SELU Activation Function in Neural Network

SELU (Scaled Exponential Linear Unit) is an activation function designed to help neural networks train more effectively by keeping the output of each layer automatically normalized. Unlike simpler functions like ReLU, it not only introduces non-linearity but also helps to stabilize the learning process.

What sets SELU apart is its ability to self-normalize. This means that as data flows through the network, the activations tend to stay close to a mean of zero and a standard deviation of one and is ideal for conditions for training deep networks efficiently. This property reduces the need for techniques like batch normalization. The SELU function behaves differently for positive and negative inputs:

f(x) =\begin{cases}\lambda x & \text{if } x > 0 \\\lambda \alpha (e^x - 1) & \text{if } x \leq 0\end{cases}

In this equation:

• x is the input to the neuron
• α ≈ 1.67326 controls the curve for negative inputs
• λ ≈ 1.0507 scales the output to maintain self-normalization

For positive values it works like a scaled linear function. For negative values it smoothly curves downward similar to ELU but with the added scaling factor. This combination helps prevent neurons from becoming inactive and improves the overall flow of information through the network.

SELU works best when used with dense neural networks and when inputs are properly standardized. It’s also recommended to pair SELU with the LeCun normal initializer and use alpha dropout instead of regular dropout to preserve its self-normalizing effect during training.
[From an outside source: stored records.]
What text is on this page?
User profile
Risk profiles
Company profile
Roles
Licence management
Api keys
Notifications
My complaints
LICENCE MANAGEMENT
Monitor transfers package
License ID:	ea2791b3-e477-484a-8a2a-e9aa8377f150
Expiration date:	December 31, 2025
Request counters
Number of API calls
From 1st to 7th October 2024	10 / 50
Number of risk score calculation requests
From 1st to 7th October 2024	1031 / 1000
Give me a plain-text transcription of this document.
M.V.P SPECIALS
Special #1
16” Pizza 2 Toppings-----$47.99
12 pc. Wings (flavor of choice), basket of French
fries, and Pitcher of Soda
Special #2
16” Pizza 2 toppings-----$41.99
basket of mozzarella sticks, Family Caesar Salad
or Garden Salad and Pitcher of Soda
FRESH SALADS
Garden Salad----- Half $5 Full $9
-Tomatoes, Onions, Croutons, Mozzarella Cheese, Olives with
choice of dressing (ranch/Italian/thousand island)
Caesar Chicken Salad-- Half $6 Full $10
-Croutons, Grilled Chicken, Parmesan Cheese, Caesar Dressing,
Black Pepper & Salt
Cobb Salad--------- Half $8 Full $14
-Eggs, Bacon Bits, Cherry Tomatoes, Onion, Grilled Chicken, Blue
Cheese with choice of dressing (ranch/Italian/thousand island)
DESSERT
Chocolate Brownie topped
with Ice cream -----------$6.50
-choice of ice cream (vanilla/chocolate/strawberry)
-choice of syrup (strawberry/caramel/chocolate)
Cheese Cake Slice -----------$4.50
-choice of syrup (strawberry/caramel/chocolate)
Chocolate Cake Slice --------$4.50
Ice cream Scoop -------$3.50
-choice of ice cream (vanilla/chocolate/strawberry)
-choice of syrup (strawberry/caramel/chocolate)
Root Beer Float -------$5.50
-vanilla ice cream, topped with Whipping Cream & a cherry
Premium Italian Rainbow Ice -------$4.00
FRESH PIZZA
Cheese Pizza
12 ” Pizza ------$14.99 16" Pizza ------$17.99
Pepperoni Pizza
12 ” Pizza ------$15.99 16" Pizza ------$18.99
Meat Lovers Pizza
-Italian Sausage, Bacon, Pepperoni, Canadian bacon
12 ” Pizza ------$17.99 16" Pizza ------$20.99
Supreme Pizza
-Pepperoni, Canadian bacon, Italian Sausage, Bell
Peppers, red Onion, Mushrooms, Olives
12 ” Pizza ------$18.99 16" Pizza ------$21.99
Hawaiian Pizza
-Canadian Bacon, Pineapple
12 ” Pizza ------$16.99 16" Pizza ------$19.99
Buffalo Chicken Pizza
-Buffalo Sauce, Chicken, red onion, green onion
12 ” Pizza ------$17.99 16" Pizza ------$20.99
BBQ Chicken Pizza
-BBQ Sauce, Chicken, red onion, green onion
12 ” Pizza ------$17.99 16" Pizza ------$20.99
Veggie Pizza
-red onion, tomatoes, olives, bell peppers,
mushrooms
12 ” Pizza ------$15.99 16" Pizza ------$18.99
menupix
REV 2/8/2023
If we plot the graph of SELU activation function, it will appear like this:

Why is SELU Popular?

1. Self-Normalizing Activations: SELU has the unique ability to keep the activations of each layer close to a mean of zero and a variance of one. This helps the model stay stable during training without needing extra normalization techniques.
2. Faster Training: By maintaining a consistent scale of activations throughout the network, SELU speeds up convergence. This allows models to learn patterns more efficiently with fewer training epochs.
3. No Need for Batch Normalization: Unlike other activation functions, SELU often eliminates the need for batch normalization layers, making the network architecture simpler and faster to compute.
4. Better Gradient Flow: SELU helps prevent the vanishing and exploding gradient problems, which are common in deep networks. This improves the flow of gradients during backpropagation, leading to better learning.
5. Keeps Neurons Active: Thanks to its smooth curve for negative inputs, SELU avoids the “dying neuron” problem seen in ReLU, where some neurons stop updating. This keeps more parts of the network contributing during training.

Drawbacks of SELU

1. Needs Careful Initialization: It requires the network’s weights to be initialized correctly and the inputs to be standardized. Without this its self-normalizing effect won’t work well, and training can become unstable.
2. Best Suited for Specific Network Types: This activation works mainly with fully connected (dense) layers. It may not perform as well in convolutional or recurrent networks without extra adjustments.
3. Special Dropout Required: Regular dropout disrupts SELU’s normalization benefits. To keep its advantages, alpha dropout must be used instead, which can complicate the model design.
4. More Computation Needed: Because SELU involves exponential calculations for negative inputs it can be slightly slower to compute compared to simpler functions like ReLU.